On the heads check out 1wild&crazyguys sticky on porting 318 heads with the factory port size & valve size and stock valve job they flowed 175 cfm which is good for 350HP ootb and after porting he got 210 cfm with stock valves and valve job which is good for 420HP since your only look for 300Hp I wouldn't worry about the heads other than 3 angle valve job and a very minor clean up of the ports but if must go bigger valves go 1.88-1.60. Plus there's an Engine Masters article comp cam XE262H with 4 barrel and headers on a stock long block made 282@5000 rpm probably would of made 300hp with higher compression.
 
to add to that, I am also running the 1.88/1.60 combo valves in my 302s. The heads were mildly ported and gasket matched. I don't have any flow numbers, but most of the research I did pointed toward the 1.88 valves
 
I dont think you'll see 300 HP without headers with all those parts....just MHO.
 
interesting reading http://www.hotrod.com/howto/113_0304_318_small_block_build/ Don't expect quite the same results as the magazine guys as they have several advantages most of us don't. Like a dyno, mucho experience tuning on a dyno and "corrected" numbers. Even so , it could give you an idea of the expected Hp and torque curves of a similar engine. Just expect the numbers to be lower.
 
to add to that, I am also running the 1.88/1.60 combo valves in my 302s. The heads were mildly ported and gasket matched. I don't have any flow numbers, but most of the research I did pointed toward the 1.88 valves

Garth, it seems like we're on similar paths any idea on gains you've experienced? Would you be able to give me a rough figure on what the head work to that extent might run?

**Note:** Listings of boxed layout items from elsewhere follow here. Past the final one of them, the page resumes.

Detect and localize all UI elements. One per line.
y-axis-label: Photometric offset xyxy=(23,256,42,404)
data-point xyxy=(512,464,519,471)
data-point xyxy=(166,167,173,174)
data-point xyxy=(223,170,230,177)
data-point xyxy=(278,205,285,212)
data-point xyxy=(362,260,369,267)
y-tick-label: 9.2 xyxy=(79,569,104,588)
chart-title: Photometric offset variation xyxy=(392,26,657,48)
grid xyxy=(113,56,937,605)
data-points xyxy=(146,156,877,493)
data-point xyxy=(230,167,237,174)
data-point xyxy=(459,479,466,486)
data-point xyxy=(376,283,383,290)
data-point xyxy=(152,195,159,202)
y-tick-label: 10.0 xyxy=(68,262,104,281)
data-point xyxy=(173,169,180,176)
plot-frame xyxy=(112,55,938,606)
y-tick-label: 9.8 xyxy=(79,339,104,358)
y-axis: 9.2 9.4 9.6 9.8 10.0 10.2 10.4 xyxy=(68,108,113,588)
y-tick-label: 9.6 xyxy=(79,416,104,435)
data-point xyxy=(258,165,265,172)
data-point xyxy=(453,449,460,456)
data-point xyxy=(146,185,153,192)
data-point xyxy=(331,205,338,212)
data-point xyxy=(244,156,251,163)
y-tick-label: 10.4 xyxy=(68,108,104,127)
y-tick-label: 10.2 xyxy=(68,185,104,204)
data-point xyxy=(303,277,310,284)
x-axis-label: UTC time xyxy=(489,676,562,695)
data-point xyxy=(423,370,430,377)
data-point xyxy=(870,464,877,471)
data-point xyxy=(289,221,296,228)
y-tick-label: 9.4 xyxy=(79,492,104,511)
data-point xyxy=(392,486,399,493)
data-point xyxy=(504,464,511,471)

Also, would 360 heads be a better choice due to the fact the valve sizes are already 1.88/1.60?
 
Main problem with 318 is cam & compression 340/360 heads just make compression worse, a closed chamber magnum type heads like EQ's would be a better over LA 340/360 open chamber. 273/318 come in closed and open chamber heads but even open chambers are smaller then 340/360. You have 302 heads port them put in 1.88-1.60 with performance valve job and some milling to raise compression it's all the heads you'll need.
 
Here's the basics of what I did with mine...
block bored .04 over
Keith Black "167 - 040" pistons
302 heads with 1.88 Int/1.6 exh stock 1.5 rockers
Comp Cam XE275HL
Edelbrock 7576 Performer RPM Air Gap Intake
Edelbrock 1406 600 cfm carb
TTI step headers
Electronic ignition w/ orange box

I don't recall how much was put in the head money wise. The 1.88/1.6 were already in it when I got it and I port matched them myself. I think the thing that made the biggest difference that I did was the kb pistons. I don't know what my hp numbers are, but I would say conservatively 300, hopefully 400, but realistically, somewhere in the middle.
 
I say don't get the big valves. First of all, you would have to notch the cylinders to prevent valve shrouding. Second of all, you wont need that breathing capability with this budget build.

Porting will be helpful if you don't go overboard.

Stock 318 manifolds just plain SUCK. Get rid of them, they will hold you back. There are a few options for headers to choose from. they will really help the teen over stock manifolds.